За время посольства это была уже вторая трость. Первая, такая же тяжелая, не выдержав усиленной нагрузки, неделю назад треснула на спине боярина Волконского, и Петру Алексеевичу пришлось срочно подыскивать подходящий материал.
– Вот и славно. Так о чем мы с тобой говорили?.. Ах, да! – хлопнул себя ладонью по лбу Петр Алексеевич. – О супруге моей благоверной, Евдокии Федоровне… Значит, говоришь, не было промеж вас греха?
Спина Глебова невольно согнулась в ожидании очередного удара:
– Не было, государь.
– Так вот я тебе хочу сказать, Степа, – голос Петра Алексеевича понизился почти до шепота. – А сейчас должно быть. Сокруши государыню!
Глебова охватил ужас. Губы беспомощно дрогнули, следовало бы подобрать подходящую тональность и подыграть государевой шутке, но как это сделать безопасно, Степан не представлял.

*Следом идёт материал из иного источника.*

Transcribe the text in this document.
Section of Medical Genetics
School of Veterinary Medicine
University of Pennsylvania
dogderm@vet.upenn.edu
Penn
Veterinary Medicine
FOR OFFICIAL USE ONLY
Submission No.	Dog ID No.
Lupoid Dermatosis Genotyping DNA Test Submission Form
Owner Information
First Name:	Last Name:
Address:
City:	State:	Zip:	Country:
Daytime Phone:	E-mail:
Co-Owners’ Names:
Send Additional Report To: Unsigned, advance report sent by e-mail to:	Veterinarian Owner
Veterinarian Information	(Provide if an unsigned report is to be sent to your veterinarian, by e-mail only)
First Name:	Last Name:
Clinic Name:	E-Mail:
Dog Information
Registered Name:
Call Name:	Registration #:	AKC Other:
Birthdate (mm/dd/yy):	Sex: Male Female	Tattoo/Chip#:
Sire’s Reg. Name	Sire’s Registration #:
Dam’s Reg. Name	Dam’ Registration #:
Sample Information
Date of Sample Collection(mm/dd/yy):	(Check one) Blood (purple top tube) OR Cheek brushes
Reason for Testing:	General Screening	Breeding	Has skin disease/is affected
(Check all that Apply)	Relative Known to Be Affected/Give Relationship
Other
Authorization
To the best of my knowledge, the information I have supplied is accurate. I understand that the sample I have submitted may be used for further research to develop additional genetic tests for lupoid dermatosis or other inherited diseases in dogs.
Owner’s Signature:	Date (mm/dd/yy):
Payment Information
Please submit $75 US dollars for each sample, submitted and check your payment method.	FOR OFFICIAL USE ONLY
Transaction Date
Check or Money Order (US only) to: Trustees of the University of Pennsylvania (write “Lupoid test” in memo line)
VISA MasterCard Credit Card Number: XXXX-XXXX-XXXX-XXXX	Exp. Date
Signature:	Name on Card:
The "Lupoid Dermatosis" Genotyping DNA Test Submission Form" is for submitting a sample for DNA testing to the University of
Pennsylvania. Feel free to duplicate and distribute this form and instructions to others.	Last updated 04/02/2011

Пришлось таращиться на царя и мучительно дожидаться, когда он сам нарушит затянувшуюся паузу.
Петр Алексеевич неожиданно нахмурился:
– Я не шучу. Считай, что это твоя государева служба. Тебе понятно, дурья башка? – грозно спросил царь. – Или мне опять за помощью к дубине обращаться?
– Понятно, Петр Алексеевич.
– Так-то оно лучше будет, – с заметным облегчением произнес государь. – Чем раньше царевну обольстишь, тем лучше. – Задумавшись, добавил: – Лучше бы, конечно, при свидетелях. Неплохо было бы, чтобы и бояре присутствовали, тогда ей не отвертеться. Ну так что, послужишь государю?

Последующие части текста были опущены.